La visite d’un huissier, venu dresser un inventaire avant saisie dans leur trois-pièces d’une cité de Créteil, provoque l’affolement d’une mère et de sa fille. La mère souffre de démence et croit qu’elle subit toujours les persécutions de Pétain ou de Darnand. Dans ce huis clos à trois voix, délirant, impressionnant d’invention et d’humour, les deux femmes vont se livrer à de furieux monologues aussi hilarants que monstrueux.
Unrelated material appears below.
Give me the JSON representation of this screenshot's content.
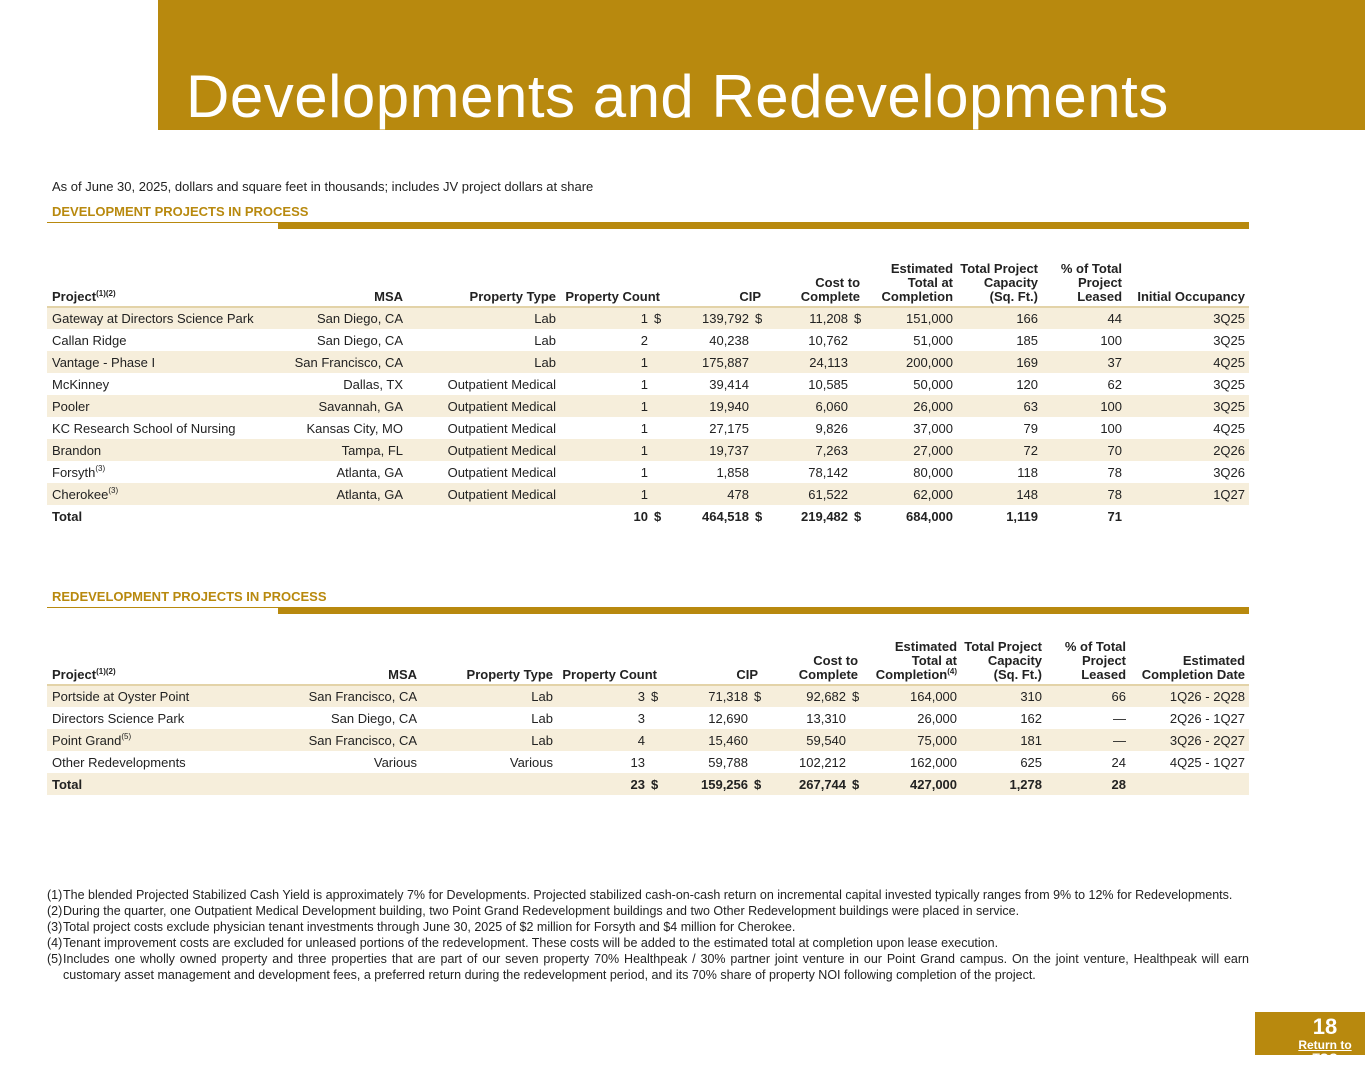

ENTRER dans un trois-pièces à Créteil (dès les premiers mots écrits), COMPRENDRE (très vite, si l’on rapproche le titre du roman des premières lignes) qu’il sera question de la douleur d’un vécu qui affronte le présent avec le poids du passé, RIRE (dès la fin de la première page), de l’absurdité d’une situation qui va dresser face à face un homme et deux femmes, un huissier et les deux miséreuses qu’il vient « saisir ». Tels sont les premiers uppercuts encaissés par l’adaptatrice d’une œuvre de 200 pages, à la langue ciselée, à la construction parfaite, au propos politique puissant, chocs physiques qu’elle doit encaisser et résoudre en à peu près 21 000 signes ! Et le saisissement se poursuit. RENCONTRER l’incroyable, car folle de passion pour l’expression sonore, Florence Baschet et PERCEVOIR avec joie que la parole du livre n’aura plus la voix intime de sa tête (celle de l’adaptatrice, en l’occurrence la mienne), que vite des voix devront prendre corps et que cette matière composée par l’alchimie entre les mots de Lydie Salvayre, de sa langue littéraire si forte, entre la rocaille d’Annie Mercier, la sifflante bouleversée d’Anne Girouard et la juvénile placide cynique d’Olivier Dutilloy, cette matière s’offrira à la violence passionnée de la compositrice. Aventure ! Reste pour moi à vivre (encore longtemps) avec ceux qui, après avoir pris vie, ont pris chair, les spectres de Lydie Salvayre.
Anne-Laure Liégeois
Par l’invocation des spectres, Lydie Salvayre dresse un véritable huis clos, perçu tantôt comme un petit espace restreint (le présent) tantôt comme un vaste espace béant (le passé). Alors, s’annule comme par incantation la dialectique de l’ici et de l’ailleurs. Dans l’écriture de Salvayre, l’espace et le temps deviennent deux dimensions non circonscrites, où ricochent et se télescopent les voix des trois personnages mises en jeu par Anne Laure Liégeois. Celle-ci se sert avec magie de tous les tons, violent ou tendre, glacial ou sensible, cru ou alambiqué, enjoué, drôle ou amer. Elle construit ainsi une dramaturgie de l’énonciation qui est déjà pour moi musique du texte dit. L’écriture pour voix n’est-elle pas l’écriture de l’énonciation ? La voix chantée d’Élise Chauvin entremêle sa respiration, son souffle et les hauteurs de son chant à l’oralité du texte dit, comme une transformation poétique du dire au chanter. Elle est présence chantée se jouant dans les trois pièces de l’appartement, en résonance poétique avec l’impact des mots prononcés, comme une abstraction augmentée du récit. Ainsi pourraient se rencontrer autrement langue et musique, se confronter et converger voix parlées et voix chantée. La voix chantée d’Élise, entrelacée aux voix des comédiens, est donc LE lien entre musique et littérature – entraînant, comme en caisse de résonance, la partie de piano interprétée par Alphonse Cemin et le dispositif électroacoustique conçu dans les studios de l’Ircam avec Serge Lemouton.
Je constate avec un réel plaisir que, si l’écrit de Salvayre convoque trois femmes, cette nouvelle musique-fiction en réunit trois à son tour : Lydie, Anne-Laure et moi-même.